How can you feed an iterable to multiple consumers in constant space?
TLDR
Write an implementation which passes the following test in CONSTANT SPACE, while
treating min
, max
and sum
as black boxes.
def testit(implementation, N):
assert implementation(range(N), min, max, sum) == (0, N-1, N*(N-1)//2)
Discussion
We love iterators because they let us process streams of data lazily, allowing the treatment of huge amounts of data in CONSTANT SPACE.
def source_summary(source, summary):
return summary(source)
N = 10 ** 8
print(source_summary(range(N), min))
print(source_summary(range(N), max))
print(source_summary(range(N), sum))
Each line took a few seconds to execute, but used very little memory. However, It did require 3 separate traversals of the source. So this will not work if your source is a network connection, data acquisition hardware, etc. unless you cache all the data somewhere, losing the CONSTANT SPACE requirement.
Here's a version which demonstrates this problem
def source_summaries(source, *summaries):
from itertools import tee
return tuple(map(source_summary, tee(source, len(summaries)),
summaries))
testit(source_summaries, N)
print('OK')
The test passes, but tee
had to keep a copy of all the data, so the space usage goes up from O(1)
to O(N)
.
How can you obtain the results in a single traversal with constant memory?

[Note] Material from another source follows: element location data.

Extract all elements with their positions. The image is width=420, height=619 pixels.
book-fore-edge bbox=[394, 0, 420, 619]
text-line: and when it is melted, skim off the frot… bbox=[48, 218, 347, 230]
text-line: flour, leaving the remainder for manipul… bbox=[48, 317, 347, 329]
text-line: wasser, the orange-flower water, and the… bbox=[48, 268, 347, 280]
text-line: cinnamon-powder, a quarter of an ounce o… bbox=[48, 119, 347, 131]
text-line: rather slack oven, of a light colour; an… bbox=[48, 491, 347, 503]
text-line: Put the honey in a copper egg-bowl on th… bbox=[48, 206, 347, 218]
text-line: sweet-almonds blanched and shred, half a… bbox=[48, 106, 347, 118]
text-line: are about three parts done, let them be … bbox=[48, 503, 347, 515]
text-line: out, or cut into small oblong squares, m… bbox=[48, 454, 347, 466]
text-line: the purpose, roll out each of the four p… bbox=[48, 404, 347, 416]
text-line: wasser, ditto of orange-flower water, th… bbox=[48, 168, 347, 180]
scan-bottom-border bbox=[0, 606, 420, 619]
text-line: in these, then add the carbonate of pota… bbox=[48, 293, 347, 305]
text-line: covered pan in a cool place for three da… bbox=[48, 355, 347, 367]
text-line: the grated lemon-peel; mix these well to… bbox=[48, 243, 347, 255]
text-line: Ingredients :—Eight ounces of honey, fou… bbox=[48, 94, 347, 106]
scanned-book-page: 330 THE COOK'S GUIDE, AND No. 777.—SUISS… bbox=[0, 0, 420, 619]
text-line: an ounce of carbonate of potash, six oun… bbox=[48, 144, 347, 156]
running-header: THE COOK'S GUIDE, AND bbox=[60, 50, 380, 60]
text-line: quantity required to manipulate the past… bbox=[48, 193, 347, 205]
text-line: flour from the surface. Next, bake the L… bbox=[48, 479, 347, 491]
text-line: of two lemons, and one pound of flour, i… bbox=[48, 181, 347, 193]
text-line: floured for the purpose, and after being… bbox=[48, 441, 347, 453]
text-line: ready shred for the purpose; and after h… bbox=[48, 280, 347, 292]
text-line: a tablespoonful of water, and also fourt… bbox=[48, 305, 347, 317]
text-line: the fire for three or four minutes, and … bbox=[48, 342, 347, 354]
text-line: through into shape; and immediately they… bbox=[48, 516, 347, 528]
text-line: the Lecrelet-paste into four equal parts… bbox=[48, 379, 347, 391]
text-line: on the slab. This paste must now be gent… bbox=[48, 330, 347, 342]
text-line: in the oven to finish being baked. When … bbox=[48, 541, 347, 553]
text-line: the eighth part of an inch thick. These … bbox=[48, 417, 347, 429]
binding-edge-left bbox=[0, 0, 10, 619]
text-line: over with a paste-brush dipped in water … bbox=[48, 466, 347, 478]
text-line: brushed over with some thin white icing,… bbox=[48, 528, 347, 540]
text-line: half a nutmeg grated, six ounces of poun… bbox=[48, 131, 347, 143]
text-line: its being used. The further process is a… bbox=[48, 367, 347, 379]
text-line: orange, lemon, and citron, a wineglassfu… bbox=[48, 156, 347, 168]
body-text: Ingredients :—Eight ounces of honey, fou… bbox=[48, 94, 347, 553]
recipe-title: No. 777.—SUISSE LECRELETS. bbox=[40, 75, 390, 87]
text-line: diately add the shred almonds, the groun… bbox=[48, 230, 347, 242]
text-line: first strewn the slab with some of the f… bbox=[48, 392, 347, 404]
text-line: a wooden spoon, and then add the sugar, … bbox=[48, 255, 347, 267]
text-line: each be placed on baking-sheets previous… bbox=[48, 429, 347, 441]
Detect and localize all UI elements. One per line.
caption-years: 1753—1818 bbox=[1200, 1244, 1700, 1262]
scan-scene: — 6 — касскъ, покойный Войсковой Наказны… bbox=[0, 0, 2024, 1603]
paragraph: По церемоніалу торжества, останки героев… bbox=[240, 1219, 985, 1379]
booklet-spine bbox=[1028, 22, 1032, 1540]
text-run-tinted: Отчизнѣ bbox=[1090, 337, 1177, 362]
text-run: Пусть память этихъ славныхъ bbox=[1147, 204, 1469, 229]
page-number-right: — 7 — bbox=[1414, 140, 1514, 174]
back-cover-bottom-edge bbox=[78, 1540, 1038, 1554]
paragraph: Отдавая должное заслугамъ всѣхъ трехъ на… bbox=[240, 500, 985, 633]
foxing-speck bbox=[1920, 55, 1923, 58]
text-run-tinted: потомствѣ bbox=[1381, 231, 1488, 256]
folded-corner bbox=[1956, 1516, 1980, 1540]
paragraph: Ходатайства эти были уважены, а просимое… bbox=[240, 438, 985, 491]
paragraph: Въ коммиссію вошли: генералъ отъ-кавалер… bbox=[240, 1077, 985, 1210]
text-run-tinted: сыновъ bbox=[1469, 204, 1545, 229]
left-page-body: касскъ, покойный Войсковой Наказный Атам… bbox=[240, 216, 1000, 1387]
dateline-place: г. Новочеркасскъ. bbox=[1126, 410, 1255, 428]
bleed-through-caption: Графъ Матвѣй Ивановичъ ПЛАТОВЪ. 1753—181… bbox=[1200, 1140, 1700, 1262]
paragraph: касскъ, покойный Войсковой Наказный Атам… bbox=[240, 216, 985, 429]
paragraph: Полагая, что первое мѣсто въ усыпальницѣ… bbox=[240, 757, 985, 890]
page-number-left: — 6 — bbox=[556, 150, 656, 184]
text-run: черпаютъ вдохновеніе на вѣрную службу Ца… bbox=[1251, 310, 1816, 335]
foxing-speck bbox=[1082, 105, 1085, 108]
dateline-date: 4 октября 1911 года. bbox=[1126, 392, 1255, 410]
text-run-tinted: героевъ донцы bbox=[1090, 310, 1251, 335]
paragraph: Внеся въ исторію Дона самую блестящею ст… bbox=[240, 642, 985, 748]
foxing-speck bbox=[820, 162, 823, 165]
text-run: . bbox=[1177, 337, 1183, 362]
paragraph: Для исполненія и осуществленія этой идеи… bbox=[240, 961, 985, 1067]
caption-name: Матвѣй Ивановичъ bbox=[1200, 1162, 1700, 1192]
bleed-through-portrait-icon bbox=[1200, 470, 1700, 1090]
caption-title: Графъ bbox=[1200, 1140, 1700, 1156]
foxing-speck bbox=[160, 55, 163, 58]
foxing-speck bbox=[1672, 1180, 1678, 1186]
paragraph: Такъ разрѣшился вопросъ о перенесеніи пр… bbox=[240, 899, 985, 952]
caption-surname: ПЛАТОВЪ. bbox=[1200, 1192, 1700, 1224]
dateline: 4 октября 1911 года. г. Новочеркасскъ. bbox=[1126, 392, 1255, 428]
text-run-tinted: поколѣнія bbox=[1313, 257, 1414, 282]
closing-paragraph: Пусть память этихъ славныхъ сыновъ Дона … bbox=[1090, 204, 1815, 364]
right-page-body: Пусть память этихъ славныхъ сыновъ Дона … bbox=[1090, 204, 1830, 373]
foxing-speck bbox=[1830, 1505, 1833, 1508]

It is, of course, possible to pass the test given at the top, with O(1)
space usage, by cheating:
using knowledge of the specific iterator-consumers that the test uses. But
that is not the point: source_summaries
should work with any iterator
consumables such as set
, collections.Counter
, ''.join
, including any
and all that may be written in the future. The implementation must treat them
as black boxes.
To be clear: the only knowledge available about the consumers is that each one consumes one iterable and returns one result. Using any other knowledge about the consumer is cheating.
Ideas
[EDIT: I have posted an implementation of this idea as an answer]
I can imagine a solution (which I really don't like) that uses
preemptive threading
a custom iterator linking the consumer to the source
Let's call the custom iterator link
.
- For each consumer, run
result = consumer(<link instance for this thread>)
<link instance for this thread>.set_result(result)
on a separate thread.
- On the main thread, something along the lines of
for item in source:
for l in links:
l.push(item)
for l in links:
l.stop()
for thread in threads:
thread.join()
return tuple(link.get_result, links)
link.__next__
blocks until thelink
instance receives.push(item)
in which case it returns the item.stop()
in which case it raisesStopIteration
The data races look like a nightmare. You'd need a queue for the pushes, and probably a sentinel object would need to be placed in the queue by
link.stop()
... and a bunch of other things I'm overlooking.
I would prefer to use cooperative threading, but consumer(link)
seems to be
unavoidably un-cooperative.
Do you have any less messy suggestions?